The token only requires basic read permissions in order to prevent rate-limiting.
@ameukam I see you worked on something similar here - kubernetes/k8s.io#4259. Any insight into how this should work?
Do you have an example of job failing because of rate-limit ?
we have a proxy to cache Github tokens (ghproxy.default.cluster.local
). Maybe we can use that ?
Here's a link to a failing job - https://storage.googleapis.com/k8s-triage/index.html?job=.*-cluster-api-.*&xjob=.*-provider-.*#248b18d3604f56466fe3
I think the reason we were thinking about using a secret is that there's already an existing cluster-lifecycle, but we don't know what permissions it has or where it's configured. More info on that in this slack thread: https://kubernetes.slack.com/archives/C09QZ4DQB/p1681481907191729
How would we use the ghproxy?
I was wondering if using ghproxy is an option. To me it felt like depending on an implementation detail of Prow.
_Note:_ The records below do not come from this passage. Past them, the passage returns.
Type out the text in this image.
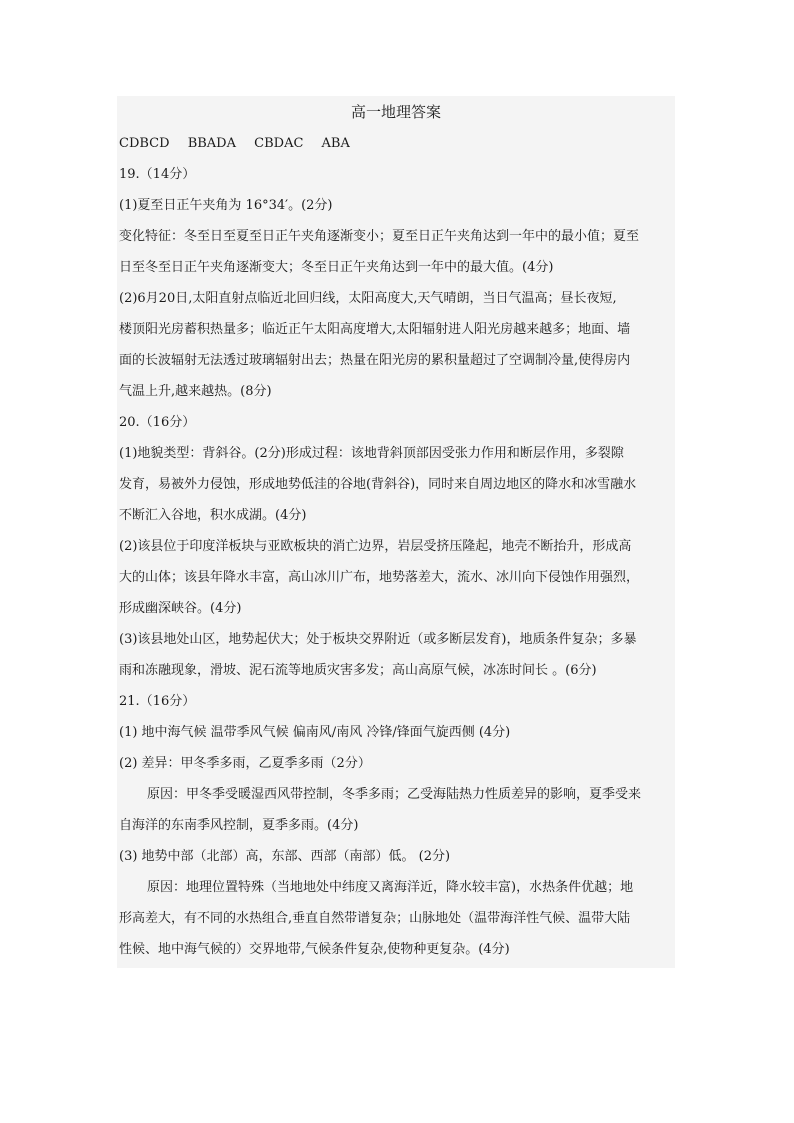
高一地理答案
CDBCD BBADA CBDAC ABA
19.（14分）
(1)夏至日正午夹角为 16°34′。(2分)
变化特征：冬至日至夏至日正午夹角逐渐变小；夏至日正午夹角达到一年中的最小值；夏至
日至冬至日正午夹角逐渐变大；冬至日正午夹角达到一年中的最大值。(4分)
(2)6月20日,太阳直射点临近北回归线，太阳高度大,天气晴朗，当日气温高；昼长夜短,
楼顶阳光房蓄积热量多；临近正午太阳高度增大,太阳辐射进人阳光房越来越多；地面、墙
面的长波辐射无法透过玻璃辐射出去；热量在阳光房的累积量超过了空调制冷量,使得房内
气温上升,越来越热。(8分)
20.（16分）
(1)地貌类型：背斜谷。(2分)形成过程：该地背斜顶部因受张力作用和断层作用，多裂隙
发育，易被外力侵蚀，形成地势低洼的谷地(背斜谷)，同时来自周边地区的降水和冰雪融水
不断汇入谷地，积水成湖。(4分)
(2)该县位于印度洋板块与亚欧板块的消亡边界，岩层受挤压隆起，地壳不断抬升，形成高
大的山体；该县年降水丰富，高山冰川广布，地势落差大，流水、冰川向下侵蚀作用强烈，
形成幽深峡谷。(4分)
(3)该县地处山区，地势起伏大；处于板块交界附近（或多断层发育)，地质条件复杂；多暴
雨和冻融现象，滑坡、泥石流等地质灾害多发；高山高原气候，冰冻时间长 。(6分)
21.（16分）
(1) 地中海气候 温带季风气候 偏南风/南风 冷锋/锋面气旋西侧 (4分)
(2) 差异：甲冬季多雨，乙夏季多雨（2分）
原因：甲冬季受暖湿西风带控制，冬季多雨；乙受海陆热力性质差异的影响，夏季受来
自海洋的东南季风控制，夏季多雨。(4分)
(3) 地势中部（北部）高，东部、西部（南部）低。 (2分)
原因：地理位置特殊（当地地处中纬度又离海洋近，降水较丰富)，水热条件优越；地
形高差大，有不同的水热组合,垂直自然带谱复杂；山脉地处（温带海洋性气候、温带大陆
性候、地中海气候的）交界地带,气候条件复杂,使物种更复杂。(4分)
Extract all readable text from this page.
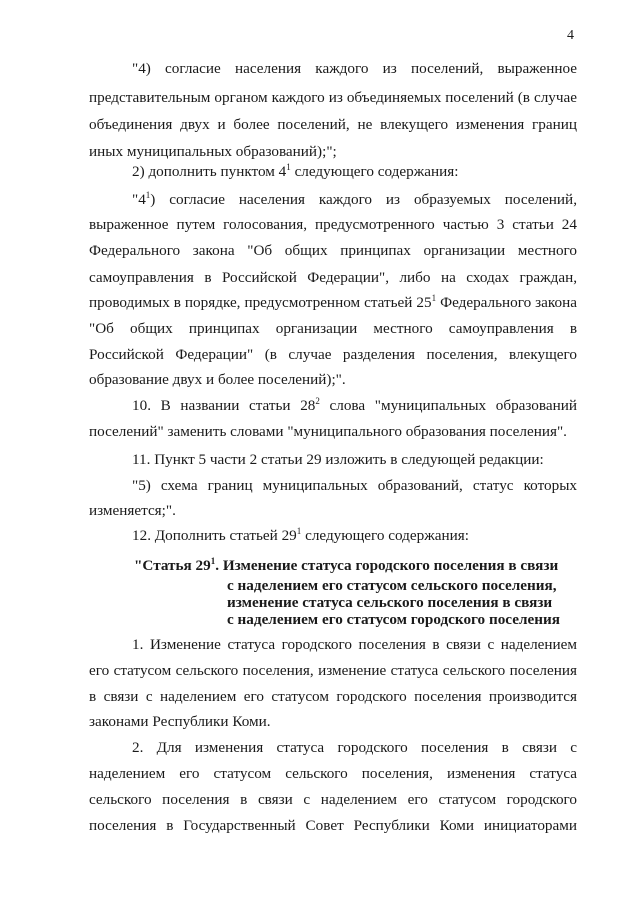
4
"4) согласие населения каждого из поселений, выраженное
представительным органом каждого из объединяемых поселений (в случае
объединения двух и более поселений, не влекущего изменения границ
иных муниципальных образований);";
2) дополнить пунктом $4^1$ следующего содержания:
"$4^1$) согласие населения каждого из образуемых поселений,
выраженное путем голосования, предусмотренного частью 3 статьи 24
Федерального закона "Об общих принципах организации местного
самоуправления в Российской Федерации", либо на сходах граждан,
проводимых в порядке, предусмотренном статьей $25^1$ Федерального закона
"Об общих принципах организации местного самоуправления в
Российской Федерации" (в случае разделения поселения, влекущего
образование двух и более поселений);".
10. В названии статьи $28^2$ слова "муниципальных образований
поселений" заменить словами "муниципального образования поселения".
11. Пункт 5 части 2 статьи 29 изложить в следующей редакции:
"5) схема границ муниципальных образований, статус которых
изменяется;".
12. Дополнить статьей $29^1$ следующего содержания:
"Статья $29^1$. Изменение статуса городского поселения в связи
с наделением его статусом сельского поселения,
изменение статуса сельского поселения в связи
с наделением его статусом городского поселения
1. Изменение статуса городского поселения в связи с наделением
его статусом сельского поселения, изменение статуса сельского поселения
в связи с наделением его статусом городского поселения производится
законами Республики Коми.
2. Для изменения статуса городского поселения в связи с
наделением его статусом сельского поселения, изменения статуса
сельского поселения в связи с наделением его статусом городского
поселения в Государственный Совет Республики Коми инициаторами
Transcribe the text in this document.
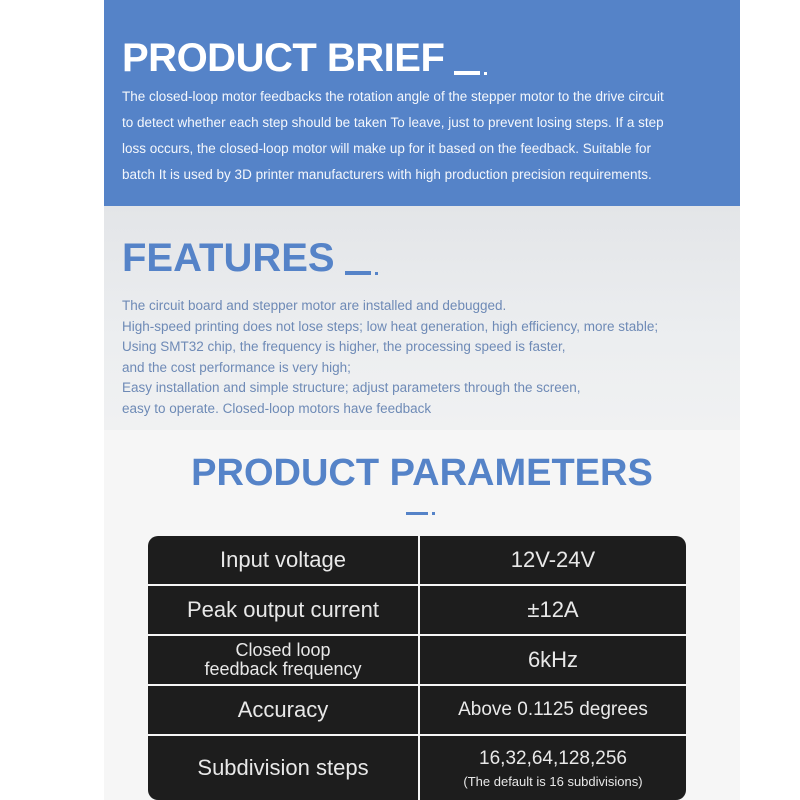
PRODUCT BRIEF
The closed-loop motor feedbacks the rotation angle of the stepper motor to the drive circuit
to detect whether each step should be taken To leave, just to prevent losing steps. If a step
loss occurs, the closed-loop motor will make up for it based on the feedback. Suitable for
batch It is used by 3D printer manufacturers with high production precision requirements.
FEATURES
The circuit board and stepper motor are installed and debugged.
High-speed printing does not lose steps; low heat generation, high efficiency, more stable;
Using SMT32 chip, the frequency is higher, the processing speed is faster,
and the cost performance is very high;
Easy installation and simple structure; adjust parameters through the screen,
easy to operate. Closed-loop motors have feedback
PRODUCT PARAMETERS
Input voltage	12V-24V
Peak output current	±12A
Closed loop
feedback frequency	6kHz
Accuracy	Above 0.1125 degrees
Subdivision steps	16,32,64,128,256
(The default is 16 subdivisions)
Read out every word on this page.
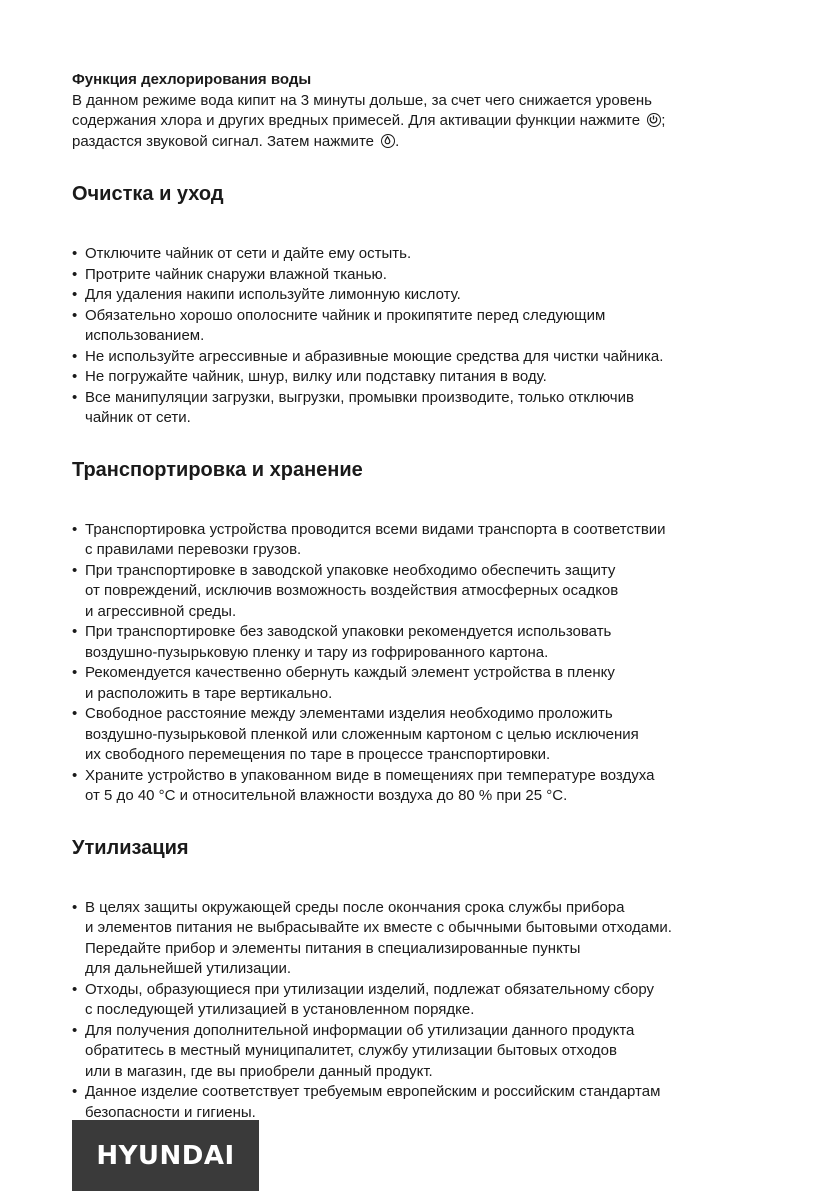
Функция дехлорирования воды

В данном режиме вода кипит на 3 минуты дольше, за счет чего снижается уровень

содержания хлора и других вредных примесей. Для активации функции нажмите ;

раздастся звуковой сигнал. Затем нажмите .

Очистка и уход
• Отключите чайник от сети и дайте ему остыть.
• Протрите чайник снаружи влажной тканью.
• Для удаления накипи используйте лимонную кислоту.
• Обязательно хорошо ополосните чайник и прокипятите перед следующим
использованием.
• Не используйте агрессивные и абразивные моющие средства для чистки чайника.
• Не погружайте чайник, шнур, вилку или подставку питания в воду.
• Все манипуляции загрузки, выгрузки, промывки производите, только отключив
чайник от сети.
Транспортировка и хранение
• Транспортировка устройства проводится всеми видами транспорта в соответствии
с правилами перевозки грузов.
• При транспортировке в заводской упаковке необходимо обеспечить защиту
от повреждений, исключив возможность воздействия атмосферных осадков
и агрессивной среды.
• При транспортировке без заводской упаковки рекомендуется использовать
воздушно-пузырьковую пленку и тару из гофрированного картона.
• Рекомендуется качественно обернуть каждый элемент устройства в пленку
и расположить в таре вертикально.
• Свободное расстояние между элементами изделия необходимо проложить
воздушно-пузырьковой пленкой или сложенным картоном с целью исключения
их свободного перемещения по таре в процессе транспортировки.
• Храните устройство в упакованном виде в помещениях при температуре воздуха
от 5 до 40 °С и относительной влажности воздуха до 80 % при 25 °С.
Утилизация
• В целях защиты окружающей среды после окончания срока службы прибора
и элементов питания не выбрасывайте их вместе с обычными бытовыми отходами.
Передайте прибор и элементы питания в специализированные пункты
для дальнейшей утилизации.
• Отходы, образующиеся при утилизации изделий, подлежат обязательному сбору
с последующей утилизацией в установленном порядке.
• Для получения дополнительной информации об утилизации данного продукта
обратитесь в местный муниципалитет, службу утилизации бытовых отходов
или в магазин, где вы приобрели данный продукт.
• Данное изделие соответствует требуемым европейским и российским стандартам
безопасности и гигиены.
HYUNDAI
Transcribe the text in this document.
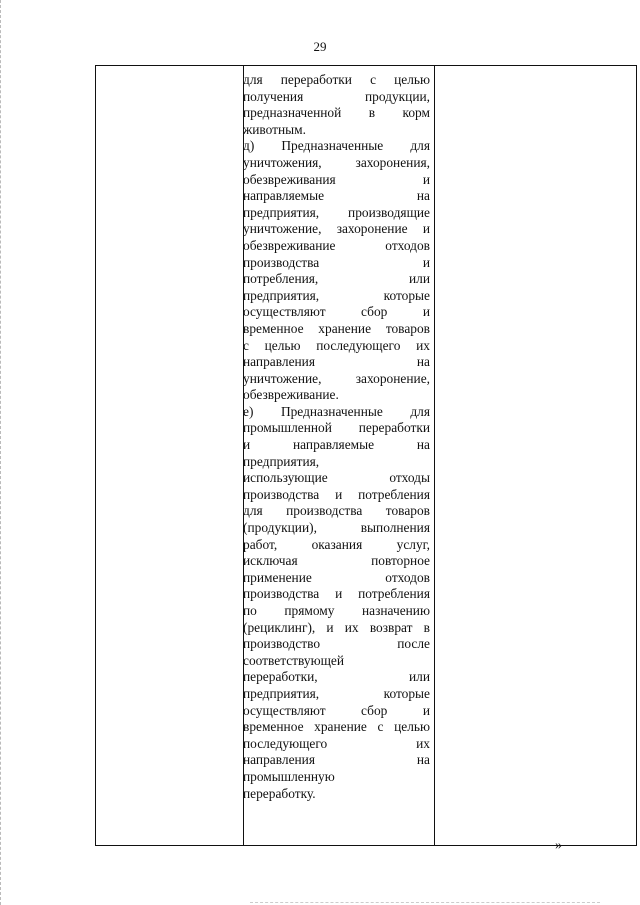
29
для переработки с целью
получения	продукции,
предназначенной в корм
животным.
д) Предназначенные для
уничтожения,	захоронения,
обезвреживания	и
направляемые	на
предприятия, производящие
уничтожение, захоронение и
обезвреживание	отходов
производства	и
потребления,	или
предприятия,	которые
осуществляют	сбор	и
временное хранение товаров
с целью последующего их
направления	на
уничтожение,	захоронение,
обезвреживание.
е) Предназначенные для
промышленной переработки
и	направляемые	на
предприятия,
использующие	отходы
производства и потребления
для производства товаров
(продукции),	выполнения
работ,	оказания	услуг,
исключая	повторное
применение	отходов
производства и потребления
по прямому назначению
(рециклинг), и их возврат в
производство	после
соответствующей
переработки,	или
предприятия,	которые
осуществляют	сбор	и
временное хранение с целью
последующего	их
направления	на
промышленную
переработку.
»
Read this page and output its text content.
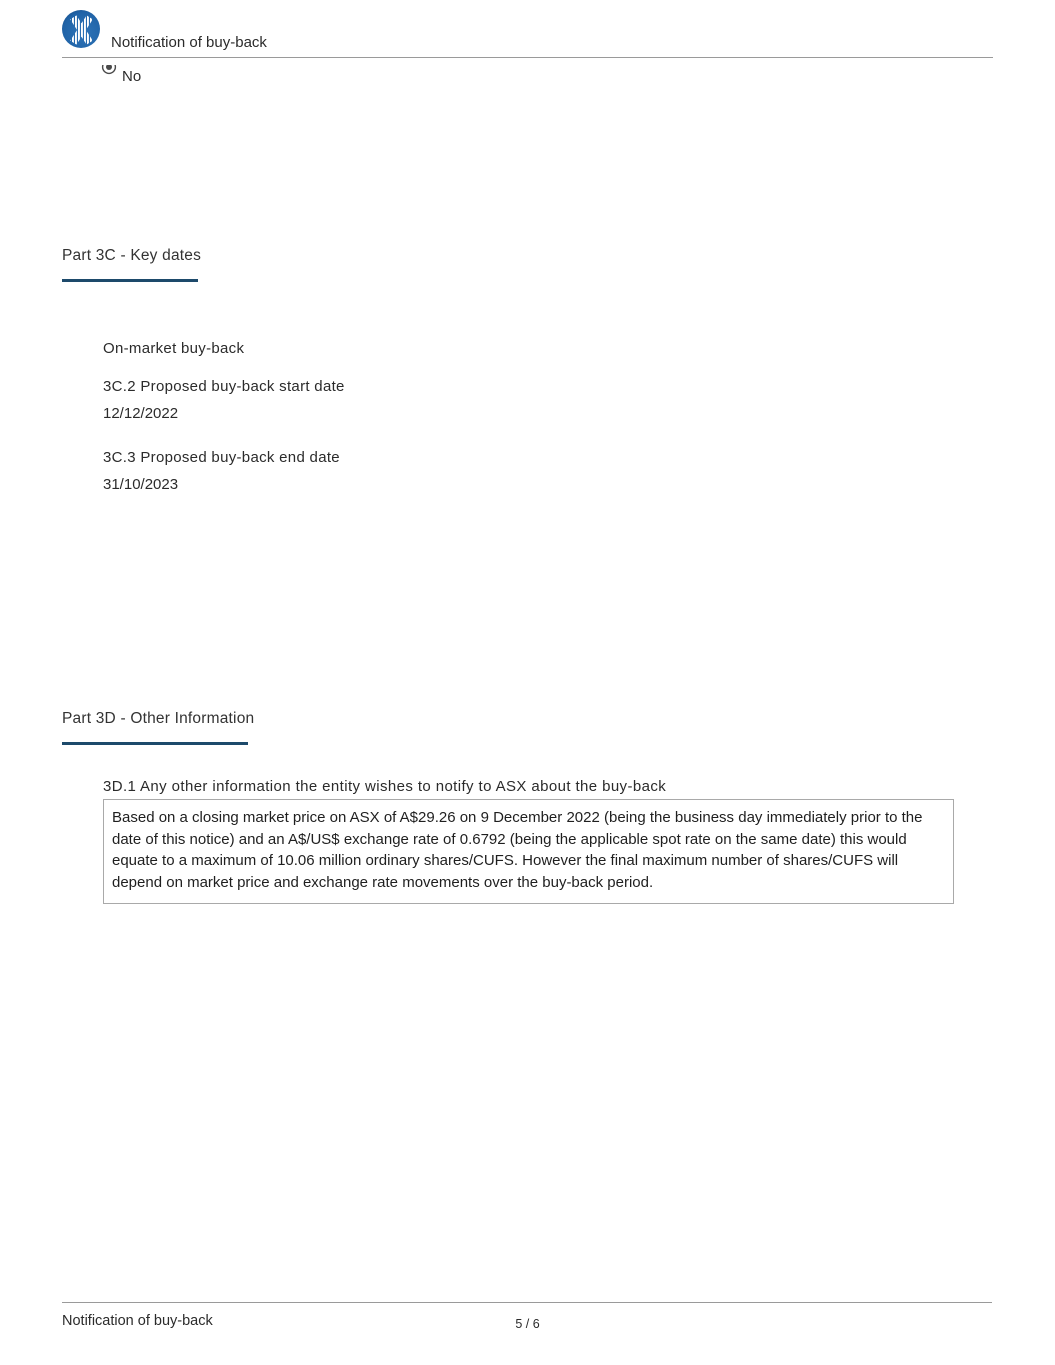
Notification of buy-back
No
Part 3C - Key dates
On-market buy-back
3C.2 Proposed buy-back start date
12/12/2022
3C.3 Proposed buy-back end date
31/10/2023
Part 3D - Other Information
3D.1 Any other information the entity wishes to notify to ASX about the buy-back
Based on a closing market price on ASX of A$29.26 on 9 December 2022 (being the business day immediately prior to the date of this notice) and an A$/US$ exchange rate of 0.6792 (being the applicable spot rate on the same date) this would equate to a maximum of 10.06 million ordinary shares/CUFS. However the final maximum number of shares/CUFS will depend on market price and exchange rate movements over the buy-back period.
Notification of buy-back	5 / 6
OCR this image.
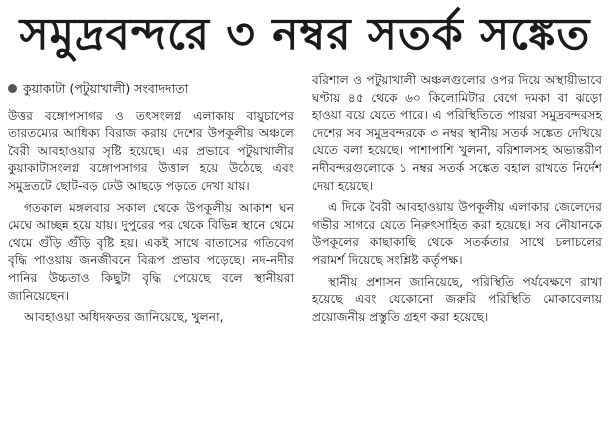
সমুদ্রবন্দরে ৩ নম্বর সতর্ক সঙ্কেত
কুয়াকাটা (পটুয়াখালী) সংবাদদাতা

উত্তর বঙ্গোপসাগর ও তৎসংলগ্ন এলাকায় বায়ুচাপের তারতম্যের আধিক্য বিরাজ করায় দেশের উপকূলীয় অঞ্চলে বৈরী আবহাওয়ার সৃষ্টি হয়েছে। এর প্রভাবে পটুয়াখালীর কুয়াকাটাসংলগ্ন বঙ্গোপসাগর উত্তাল হয়ে উঠেছে এবং সমুদ্রতটে ছোট-বড় ঢেউ আছড়ে পড়তে দেখা যায়।

গতকাল মঙ্গলবার সকাল থেকে উপকূলীয় আকাশ ঘন মেঘে আচ্ছন্ন হয়ে যায়। দুপুরের পর থেকে বিভিন্ন স্থানে থেমে থেমে গুঁড়ি গুঁড়ি বৃষ্টি হয়। একই সাথে বাতাসের গতিবেগ বৃদ্ধি পাওয়ায় জনজীবনে বিরূপ প্রভাব পড়েছে। নদ-নদীর পানির উচ্চতাও কিছুটা বৃদ্ধি পেয়েছে বলে স্থানীয়রা জানিয়েছেন।

আবহাওয়া অধিদফতর জানিয়েছে, খুলনা,

বরিশাল ও পটুয়াখালী অঞ্চলগুলোর ওপর দিয়ে অস্থায়ীভাবে ঘণ্টায় ৪৫ থেকে ৬০ কিলোমিটার বেগে দমকা বা ঝড়ো হাওয়া বয়ে যেতে পারে। এ পরিস্থিতিতে পায়রা সমুদ্রবন্দরসহ দেশের সব সমুদ্রবন্দরকে ৩ নম্বর স্থানীয় সতর্ক সঙ্কেত দেখিয়ে যেতে বলা হয়েছে। পাশাপাশি খুলনা, বরিশালসহ অভ্যন্তরীণ নদীবন্দরগুলোকে ১ নম্বর সতর্ক সঙ্কেত বহাল রাখতে নির্দেশ দেয়া হয়েছে।

এ দিকে বৈরী আবহাওয়ায় উপকূলীয় এলাকার জেলেদের গভীর সাগরে যেতে নিরুৎসাহিত করা হয়েছে। সব নৌযানকে উপকূলের কাছাকাছি থেকে সতর্কতার সাথে চলাচলের পরামর্শ দিয়েছে সংশ্লিষ্ট কর্তৃপক্ষ।

স্থানীয় প্রশাসন জানিয়েছে, পরিস্থিতি পর্যবেক্ষণে রাখা হয়েছে এবং যেকোনো জরুরি পরিস্থিতি মোকাবেলায় প্রয়োজনীয় প্রস্তুতি গ্রহণ করা হয়েছে।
Basically clusterctl - our Cluster API cli tool - is pulling files from GitHub releases. But there are more places where we call the GitHub API.
Ideally we would prefer testing clusterctl like our users are using it, by interacting with the normal GitHub API.
I think we would probably also have to make a bunch of adjustments to clusterctl to be able to talk to ghproxy instead of the normal GitHub endpoints.
We just saw that a bunch of jobs across Prow are using their own GitHub tokens, so that felt easier.
I'm not sure about the usage of a GitHub token in order to solve the rate limit issue. The prowjob will pull github repos using anonymous auth through HTTPS to run tests. A GitHub token is only used when there is an authentication step needed to the Github API.
In CAPI's case it is not the prow part, pulling the github repo which fails.
The test itself (after Prow pulled the repo and started the test) has code (in cluster API's CLI) which fetches artifacts from Github (e.g. yaml's from cert-manager releases). And there is the known issue that this may hit the rate-limit of Github.
The code in CAPI is able to leverage a github token (via the GITHUB_TOKEN
environment variable) and by that bypass the anonymous rate-limit.